Dragonfly has now been renamed the Space Infrastructure Dexterous Robot, or SPIDER, and will launch onboard Restore-L in the mid-2020s.
Al Tadros, Maxar’s vice president of space infrastructure and civil space, said the NASA contract funds SPIDER through completion. It also funds a SPIDER demonstration with Tethers Unlimited’s MakerSat to build a 10-meter boom in space and attach it to Restore-L, he said.
Maxar’s demonstration contract calls for the in-orbit assembly of multiple antenna reflector dishes into one single reflector. Communications satellites use reflectors to beam television channels and internet connectivity to users.
Maxar said SPIDER’s demonstration could show how commercial satellites and telescopes could carry fixtures currently too large to fit inside rocket payload fairings.

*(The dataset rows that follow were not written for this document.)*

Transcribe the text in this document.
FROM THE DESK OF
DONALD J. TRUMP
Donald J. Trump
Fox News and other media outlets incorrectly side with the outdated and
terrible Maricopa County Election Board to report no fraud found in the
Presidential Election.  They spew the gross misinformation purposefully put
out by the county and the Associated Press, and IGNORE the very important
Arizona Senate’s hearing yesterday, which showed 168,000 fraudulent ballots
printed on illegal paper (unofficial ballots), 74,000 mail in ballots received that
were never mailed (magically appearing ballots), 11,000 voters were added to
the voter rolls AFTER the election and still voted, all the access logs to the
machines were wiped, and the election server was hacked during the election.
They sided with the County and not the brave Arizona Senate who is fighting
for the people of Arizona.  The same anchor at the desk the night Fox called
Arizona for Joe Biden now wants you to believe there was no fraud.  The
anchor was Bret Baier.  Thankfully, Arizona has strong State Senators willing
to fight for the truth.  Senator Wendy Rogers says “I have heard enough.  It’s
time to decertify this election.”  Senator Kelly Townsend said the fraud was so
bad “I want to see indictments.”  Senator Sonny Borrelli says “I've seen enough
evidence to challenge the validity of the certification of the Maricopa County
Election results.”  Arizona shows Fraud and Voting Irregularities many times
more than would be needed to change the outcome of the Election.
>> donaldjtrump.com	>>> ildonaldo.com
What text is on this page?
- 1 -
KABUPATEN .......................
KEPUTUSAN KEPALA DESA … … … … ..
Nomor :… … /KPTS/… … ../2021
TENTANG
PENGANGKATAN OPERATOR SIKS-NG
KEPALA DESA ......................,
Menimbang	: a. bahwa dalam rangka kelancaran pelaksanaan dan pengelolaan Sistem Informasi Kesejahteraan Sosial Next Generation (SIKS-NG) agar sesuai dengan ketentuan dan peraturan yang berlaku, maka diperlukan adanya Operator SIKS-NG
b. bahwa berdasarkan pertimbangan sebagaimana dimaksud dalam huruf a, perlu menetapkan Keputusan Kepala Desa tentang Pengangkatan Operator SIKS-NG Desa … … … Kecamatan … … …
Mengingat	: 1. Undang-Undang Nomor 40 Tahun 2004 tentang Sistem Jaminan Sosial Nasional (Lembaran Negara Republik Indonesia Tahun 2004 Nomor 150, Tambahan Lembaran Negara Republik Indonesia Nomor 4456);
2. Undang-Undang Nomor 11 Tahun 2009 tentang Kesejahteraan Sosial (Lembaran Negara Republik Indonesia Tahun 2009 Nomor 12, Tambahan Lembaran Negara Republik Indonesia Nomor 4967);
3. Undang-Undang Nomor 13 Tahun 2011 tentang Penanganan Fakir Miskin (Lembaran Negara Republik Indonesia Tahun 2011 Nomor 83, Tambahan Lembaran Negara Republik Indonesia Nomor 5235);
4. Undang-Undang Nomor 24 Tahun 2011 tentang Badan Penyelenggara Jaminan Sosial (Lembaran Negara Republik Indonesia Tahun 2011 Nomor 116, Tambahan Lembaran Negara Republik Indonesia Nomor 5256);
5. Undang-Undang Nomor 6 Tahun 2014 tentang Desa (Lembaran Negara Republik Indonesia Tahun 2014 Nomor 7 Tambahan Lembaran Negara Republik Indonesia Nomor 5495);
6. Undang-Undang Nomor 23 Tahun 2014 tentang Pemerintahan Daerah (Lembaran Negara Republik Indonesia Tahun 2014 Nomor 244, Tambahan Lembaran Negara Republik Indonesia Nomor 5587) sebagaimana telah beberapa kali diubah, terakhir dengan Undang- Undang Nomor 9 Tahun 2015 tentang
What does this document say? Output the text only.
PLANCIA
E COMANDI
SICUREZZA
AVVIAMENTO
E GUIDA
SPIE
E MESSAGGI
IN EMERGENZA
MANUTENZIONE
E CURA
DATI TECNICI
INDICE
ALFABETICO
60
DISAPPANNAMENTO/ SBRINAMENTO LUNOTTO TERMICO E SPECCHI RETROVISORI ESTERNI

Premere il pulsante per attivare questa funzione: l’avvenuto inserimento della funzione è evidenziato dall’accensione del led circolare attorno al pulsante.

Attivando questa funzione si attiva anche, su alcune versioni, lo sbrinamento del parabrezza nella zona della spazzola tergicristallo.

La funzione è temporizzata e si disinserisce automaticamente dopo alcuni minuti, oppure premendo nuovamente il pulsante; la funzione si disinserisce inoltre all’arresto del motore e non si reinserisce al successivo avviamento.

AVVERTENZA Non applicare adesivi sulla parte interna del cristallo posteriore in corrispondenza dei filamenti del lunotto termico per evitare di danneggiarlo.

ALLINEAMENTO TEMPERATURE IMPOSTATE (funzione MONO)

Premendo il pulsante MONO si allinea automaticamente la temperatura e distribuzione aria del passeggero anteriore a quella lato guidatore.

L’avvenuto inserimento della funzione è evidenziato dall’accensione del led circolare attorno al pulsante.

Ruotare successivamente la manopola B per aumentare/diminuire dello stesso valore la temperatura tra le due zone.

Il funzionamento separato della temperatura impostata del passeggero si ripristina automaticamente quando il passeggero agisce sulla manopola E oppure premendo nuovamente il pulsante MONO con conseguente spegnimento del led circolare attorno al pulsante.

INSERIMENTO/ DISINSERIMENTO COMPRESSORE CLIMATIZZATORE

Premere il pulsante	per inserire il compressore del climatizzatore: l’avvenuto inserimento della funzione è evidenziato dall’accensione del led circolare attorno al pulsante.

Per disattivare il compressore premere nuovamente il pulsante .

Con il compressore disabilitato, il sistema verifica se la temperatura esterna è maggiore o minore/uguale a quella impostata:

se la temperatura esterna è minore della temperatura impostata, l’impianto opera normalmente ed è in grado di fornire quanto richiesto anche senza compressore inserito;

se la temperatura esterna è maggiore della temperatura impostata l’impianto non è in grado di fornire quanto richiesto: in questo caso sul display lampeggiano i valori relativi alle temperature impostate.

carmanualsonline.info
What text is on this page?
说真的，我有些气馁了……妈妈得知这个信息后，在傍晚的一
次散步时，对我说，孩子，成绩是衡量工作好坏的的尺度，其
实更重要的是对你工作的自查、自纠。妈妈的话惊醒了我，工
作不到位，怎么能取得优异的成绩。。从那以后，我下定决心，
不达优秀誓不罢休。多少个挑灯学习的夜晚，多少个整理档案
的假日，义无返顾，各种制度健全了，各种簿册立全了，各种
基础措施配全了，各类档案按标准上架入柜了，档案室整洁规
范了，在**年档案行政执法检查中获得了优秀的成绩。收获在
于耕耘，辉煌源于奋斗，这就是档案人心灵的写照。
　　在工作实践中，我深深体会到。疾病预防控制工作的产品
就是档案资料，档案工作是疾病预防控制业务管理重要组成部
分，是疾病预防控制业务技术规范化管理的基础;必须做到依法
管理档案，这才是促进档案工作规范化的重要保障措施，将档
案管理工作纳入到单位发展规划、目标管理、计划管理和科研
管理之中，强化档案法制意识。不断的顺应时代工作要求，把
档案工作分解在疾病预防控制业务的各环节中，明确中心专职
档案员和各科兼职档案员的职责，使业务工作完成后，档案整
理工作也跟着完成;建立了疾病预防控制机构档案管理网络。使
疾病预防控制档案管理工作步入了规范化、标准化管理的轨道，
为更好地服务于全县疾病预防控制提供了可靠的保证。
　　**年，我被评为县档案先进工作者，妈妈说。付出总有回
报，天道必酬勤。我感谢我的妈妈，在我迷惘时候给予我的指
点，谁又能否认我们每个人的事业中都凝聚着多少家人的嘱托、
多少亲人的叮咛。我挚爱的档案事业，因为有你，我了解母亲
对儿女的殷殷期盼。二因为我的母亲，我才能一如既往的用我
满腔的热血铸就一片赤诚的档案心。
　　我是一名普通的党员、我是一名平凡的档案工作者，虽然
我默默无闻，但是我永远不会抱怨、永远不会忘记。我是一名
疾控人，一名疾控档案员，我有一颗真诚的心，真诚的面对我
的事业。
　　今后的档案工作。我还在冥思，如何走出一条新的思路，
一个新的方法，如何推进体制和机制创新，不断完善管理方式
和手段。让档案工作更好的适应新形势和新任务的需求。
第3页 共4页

Tadros said NASA will select the launch vehicle for Restore-L, equipped with SPIDER. He declined to give a launch time frame more specific than the “mid-2020s.” Restore-L was previously planned to launch in 2022.
Maxar is building SPIDER at its Pasadena, California, facility. Tadros said Maxar will leverage past experience building robotic arms for NASA Mars programs in building SPIDER.
Maxar said it is evaluating having independent verification for SPIDER and other work worth around $2 million performed at West Virginia University’s Robotic Technology Center.
Restore-L’s primary mission is to refuel Landsat 7, an Earth observation satellite launched into a sun-synchronous orbit in April 1999. Tadros said SPIDER’s demonstrations could begin about six months after Restore-L completes it refueling mission.